4. En deuxième lieu, si M. B... a déclaré lors de son audition par les services de police qu'il était marié et que son épouse attendait un enfant, il ne ressort pas des pièces du dossier que le requérant, qui se dit marié religieusement, aurait effectivement épousé la ressortissante française avec laquelle il réside, et il n'en apporte pas la preuve en se bornant à produire des attestations de témoins et photographies faisant état de ses fiançailles. Par ailleurs, si sa compagne était enceinte à la date de la décision attaquée, elle n'avait pas encore donné naissance à leur enfant. Enfin, il ressort des pièces du dossier que leur relation datait d'au plus un an à la date de la décision attaquée. Il s'ensuit que le préfet n'a commis aucune erreur de fait en mentionnant dans son arrêté que M. B... était célibataire, n'avait pas de charge de famille et que ses liens en France étaient récents.

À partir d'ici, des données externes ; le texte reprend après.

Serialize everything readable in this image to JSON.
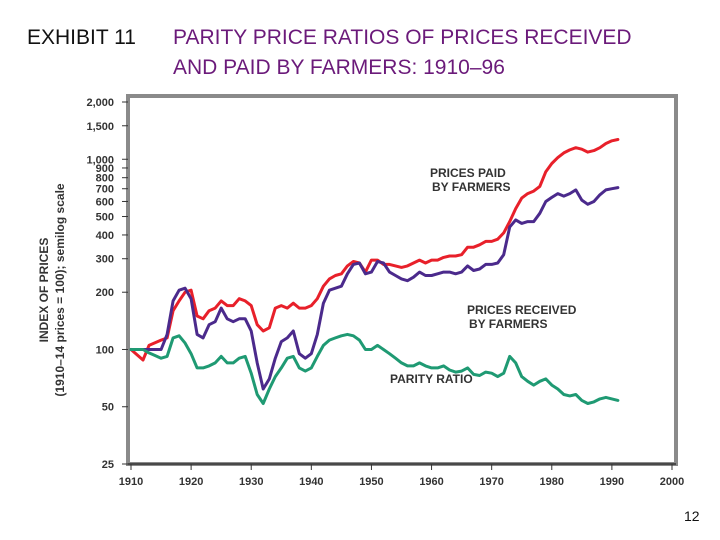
{
  "header": {
    "exhibit": "EXHIBIT 11",
    "title_line1": "PARITY PRICE RATIOS OF PRICES RECEIVED",
    "title_line2": "AND PAID BY FARMERS: 1910–96"
  },
  "page_number": "12",
  "colors": {
    "frame": "#8a8a8a",
    "prices_paid": "#e8202a",
    "prices_received": "#4b2a8c",
    "parity_ratio": "#1f9a73"
  },
  "chart_data": {
    "type": "line",
    "title": "PARITY PRICE RATIOS OF PRICES RECEIVED AND PAID BY FARMERS: 1910–96",
    "ylabel_line1": "INDEX OF PRICES",
    "ylabel_line2": "(1910–14 prices = 100); semilog scale",
    "y_scale": "log",
    "xlim": [
      1910,
      2000
    ],
    "ylim": [
      25,
      2000
    ],
    "x_ticks": [
      "1910",
      "1920",
      "1930",
      "1940",
      "1950",
      "1960",
      "1970",
      "1980",
      "1990",
      "2000"
    ],
    "x_tick_values": [
      1910,
      1920,
      1930,
      1940,
      1950,
      1960,
      1970,
      1980,
      1990,
      2000
    ],
    "y_ticks": [
      "2,000",
      "1,500",
      "1,000",
      "900",
      "800",
      "700",
      "600",
      "500",
      "400",
      "300",
      "200",
      "100",
      "50",
      "25"
    ],
    "y_tick_values": [
      2000,
      1500,
      1000,
      900,
      800,
      700,
      600,
      500,
      400,
      300,
      200,
      100,
      50,
      25
    ],
    "grid": false,
    "series": [
      {
        "name": "PRICES PAID BY FARMERS",
        "label_line1": "PRICES PAID",
        "label_line2": "BY FARMERS",
        "color_key": "prices_paid",
        "points": [
          [
            1910,
            100
          ],
          [
            1912,
            88
          ],
          [
            1913,
            105
          ],
          [
            1915,
            112
          ],
          [
            1916,
            115
          ],
          [
            1917,
            160
          ],
          [
            1918,
            180
          ],
          [
            1919,
            200
          ],
          [
            1920,
            205
          ],
          [
            1921,
            150
          ],
          [
            1922,
            145
          ],
          [
            1923,
            160
          ],
          [
            1924,
            165
          ],
          [
            1925,
            180
          ],
          [
            1926,
            170
          ],
          [
            1927,
            170
          ],
          [
            1928,
            185
          ],
          [
            1929,
            180
          ],
          [
            1930,
            170
          ],
          [
            1931,
            135
          ],
          [
            1932,
            125
          ],
          [
            1933,
            130
          ],
          [
            1934,
            165
          ],
          [
            1935,
            170
          ],
          [
            1936,
            165
          ],
          [
            1937,
            175
          ],
          [
            1938,
            165
          ],
          [
            1939,
            165
          ],
          [
            1940,
            170
          ],
          [
            1941,
            185
          ],
          [
            1942,
            215
          ],
          [
            1943,
            235
          ],
          [
            1944,
            245
          ],
          [
            1945,
            250
          ],
          [
            1946,
            275
          ],
          [
            1947,
            290
          ],
          [
            1948,
            285
          ],
          [
            1949,
            255
          ],
          [
            1950,
            295
          ],
          [
            1951,
            295
          ],
          [
            1952,
            280
          ],
          [
            1953,
            280
          ],
          [
            1954,
            275
          ],
          [
            1955,
            270
          ],
          [
            1956,
            275
          ],
          [
            1957,
            285
          ],
          [
            1958,
            295
          ],
          [
            1959,
            285
          ],
          [
            1960,
            295
          ],
          [
            1961,
            295
          ],
          [
            1962,
            305
          ],
          [
            1963,
            310
          ],
          [
            1964,
            310
          ],
          [
            1965,
            315
          ],
          [
            1966,
            345
          ],
          [
            1967,
            345
          ],
          [
            1968,
            355
          ],
          [
            1969,
            370
          ],
          [
            1970,
            370
          ],
          [
            1971,
            380
          ],
          [
            1972,
            410
          ],
          [
            1973,
            470
          ],
          [
            1974,
            550
          ],
          [
            1975,
            625
          ],
          [
            1976,
            660
          ],
          [
            1977,
            680
          ],
          [
            1978,
            720
          ],
          [
            1979,
            860
          ],
          [
            1980,
            950
          ],
          [
            1981,
            1020
          ],
          [
            1982,
            1080
          ],
          [
            1983,
            1120
          ],
          [
            1984,
            1150
          ],
          [
            1985,
            1130
          ],
          [
            1986,
            1090
          ],
          [
            1987,
            1110
          ],
          [
            1988,
            1150
          ],
          [
            1989,
            1210
          ],
          [
            1990,
            1250
          ],
          [
            1991,
            1270
          ]
        ]
      },
      {
        "name": "PRICES RECEIVED BY FARMERS",
        "label_line1": "PRICES RECEIVED",
        "label_line2": "BY FARMERS",
        "color_key": "prices_received",
        "points": [
          [
            1910,
            100
          ],
          [
            1912,
            100
          ],
          [
            1914,
            100
          ],
          [
            1915,
            100
          ],
          [
            1916,
            120
          ],
          [
            1917,
            180
          ],
          [
            1918,
            205
          ],
          [
            1919,
            210
          ],
          [
            1920,
            185
          ],
          [
            1921,
            120
          ],
          [
            1922,
            115
          ],
          [
            1923,
            135
          ],
          [
            1924,
            140
          ],
          [
            1925,
            165
          ],
          [
            1926,
            145
          ],
          [
            1927,
            140
          ],
          [
            1928,
            145
          ],
          [
            1929,
            145
          ],
          [
            1930,
            125
          ],
          [
            1931,
            85
          ],
          [
            1932,
            62
          ],
          [
            1933,
            70
          ],
          [
            1934,
            90
          ],
          [
            1935,
            110
          ],
          [
            1936,
            115
          ],
          [
            1937,
            125
          ],
          [
            1938,
            95
          ],
          [
            1939,
            90
          ],
          [
            1940,
            95
          ],
          [
            1941,
            120
          ],
          [
            1942,
            175
          ],
          [
            1943,
            205
          ],
          [
            1944,
            210
          ],
          [
            1945,
            215
          ],
          [
            1946,
            250
          ],
          [
            1947,
            280
          ],
          [
            1948,
            285
          ],
          [
            1949,
            250
          ],
          [
            1950,
            255
          ],
          [
            1951,
            290
          ],
          [
            1952,
            285
          ],
          [
            1953,
            255
          ],
          [
            1954,
            245
          ],
          [
            1955,
            235
          ],
          [
            1956,
            230
          ],
          [
            1957,
            240
          ],
          [
            1958,
            255
          ],
          [
            1959,
            245
          ],
          [
            1960,
            245
          ],
          [
            1961,
            250
          ],
          [
            1962,
            255
          ],
          [
            1963,
            255
          ],
          [
            1964,
            250
          ],
          [
            1965,
            255
          ],
          [
            1966,
            275
          ],
          [
            1967,
            260
          ],
          [
            1968,
            265
          ],
          [
            1969,
            280
          ],
          [
            1970,
            280
          ],
          [
            1971,
            285
          ],
          [
            1972,
            315
          ],
          [
            1973,
            440
          ],
          [
            1974,
            480
          ],
          [
            1975,
            460
          ],
          [
            1976,
            470
          ],
          [
            1977,
            470
          ],
          [
            1978,
            520
          ],
          [
            1979,
            600
          ],
          [
            1980,
            630
          ],
          [
            1981,
            660
          ],
          [
            1982,
            640
          ],
          [
            1983,
            660
          ],
          [
            1984,
            690
          ],
          [
            1985,
            610
          ],
          [
            1986,
            580
          ],
          [
            1987,
            600
          ],
          [
            1988,
            650
          ],
          [
            1989,
            690
          ],
          [
            1990,
            700
          ],
          [
            1991,
            710
          ]
        ]
      },
      {
        "name": "PARITY RATIO",
        "label_line1": "PARITY RATIO",
        "label_line2": "",
        "color_key": "parity_ratio",
        "points": [
          [
            1910,
            100
          ],
          [
            1912,
            100
          ],
          [
            1913,
            96
          ],
          [
            1914,
            93
          ],
          [
            1915,
            90
          ],
          [
            1916,
            92
          ],
          [
            1917,
            115
          ],
          [
            1918,
            118
          ],
          [
            1919,
            108
          ],
          [
            1920,
            95
          ],
          [
            1921,
            80
          ],
          [
            1922,
            80
          ],
          [
            1923,
            82
          ],
          [
            1924,
            85
          ],
          [
            1925,
            92
          ],
          [
            1926,
            85
          ],
          [
            1927,
            85
          ],
          [
            1928,
            90
          ],
          [
            1929,
            92
          ],
          [
            1930,
            75
          ],
          [
            1931,
            58
          ],
          [
            1932,
            52
          ],
          [
            1933,
            62
          ],
          [
            1934,
            72
          ],
          [
            1935,
            80
          ],
          [
            1936,
            90
          ],
          [
            1937,
            92
          ],
          [
            1938,
            80
          ],
          [
            1939,
            77
          ],
          [
            1940,
            80
          ],
          [
            1941,
            92
          ],
          [
            1942,
            105
          ],
          [
            1943,
            112
          ],
          [
            1944,
            115
          ],
          [
            1945,
            118
          ],
          [
            1946,
            120
          ],
          [
            1947,
            118
          ],
          [
            1948,
            112
          ],
          [
            1949,
            100
          ],
          [
            1950,
            100
          ],
          [
            1951,
            105
          ],
          [
            1952,
            100
          ],
          [
            1953,
            95
          ],
          [
            1954,
            90
          ],
          [
            1955,
            85
          ],
          [
            1956,
            82
          ],
          [
            1957,
            82
          ],
          [
            1958,
            85
          ],
          [
            1959,
            82
          ],
          [
            1960,
            80
          ],
          [
            1961,
            80
          ],
          [
            1962,
            82
          ],
          [
            1963,
            78
          ],
          [
            1964,
            76
          ],
          [
            1965,
            77
          ],
          [
            1966,
            80
          ],
          [
            1967,
            74
          ],
          [
            1968,
            73
          ],
          [
            1969,
            76
          ],
          [
            1970,
            75
          ],
          [
            1971,
            72
          ],
          [
            1972,
            75
          ],
          [
            1973,
            92
          ],
          [
            1974,
            85
          ],
          [
            1975,
            72
          ],
          [
            1976,
            68
          ],
          [
            1977,
            65
          ],
          [
            1978,
            68
          ],
          [
            1979,
            70
          ],
          [
            1980,
            65
          ],
          [
            1981,
            62
          ],
          [
            1982,
            58
          ],
          [
            1983,
            57
          ],
          [
            1984,
            58
          ],
          [
            1985,
            54
          ],
          [
            1986,
            52
          ],
          [
            1987,
            53
          ],
          [
            1988,
            55
          ],
          [
            1989,
            56
          ],
          [
            1990,
            55
          ],
          [
            1991,
            54
          ]
        ]
      }
    ]
  }
}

Ces mentions, en outre, ne révèlent pas que cette autorité se serait dispensée d'examiner la situation personnelle de M. B..., de telle sorte que le moyen d'erreur de droit soulevé sur ce point doit également être écarté.

5. En troisième lieu, aux termes des stipulations de l'article 8 de la convention européenne de sauvegarde des droits de l'homme et des libertés fondamentales : " 1. Toute personne a droit au respect de sa vie privée et familiale, de son domicile et de sa correspondance. / 2. Il ne peut y avoir ingérence d'une autorité publique dans l'exercice de ce droit que pour autant que cette ingérence est prévue par la loi et qu'elle constitue une mesure qui, dans une société démocratique, est nécessaire à la sécurité nationale, à la sûreté publique, au bien-être économique du pays, à la défense de l'ordre et à la prévention des infractions pénales, à la protection de la santé ou de la morale, ou à la protection des droits et libertés d'autrui. ".

6. Il ressort des pièces du dossier que si M. B... réside en compagnie d'une ressortissante française qui était enceinte à la date de la décision attaquée, la vie commune du couple était, à cette date, très récente. Par ailleurs, il ressort également des pièces du dossier que M. B..., qui ne travaille pas et ne fait état d'aucune insertion socioprofessionnelle particulière, avait fait l'objet d'une obligation de quitter le territoire français le 26 juin 2019, qu'il n'avait pas exécutée. Enfin, M. B... n'apparaît pas dépourvu de toute attache privée ou familiale en Tunisie, où il a vécu jusqu'à l'âge de vingt-quatre ans. Il n'est dès lors pas fondé à soutenir que le préfet a porté à son droit au respect de sa vie privée et familiale une atteinte disproportionnée par rapport aux buts en vue desquels la décision attaquée a été prise, et le moyen tiré de la méconnaissance des stipulations précitées doit dès lors être écarté, de même que, pour les mêmes motifs, celui tiré de l'erreur manifeste d'appréciation quant aux conséquences de la décision sur sa situation personnelle.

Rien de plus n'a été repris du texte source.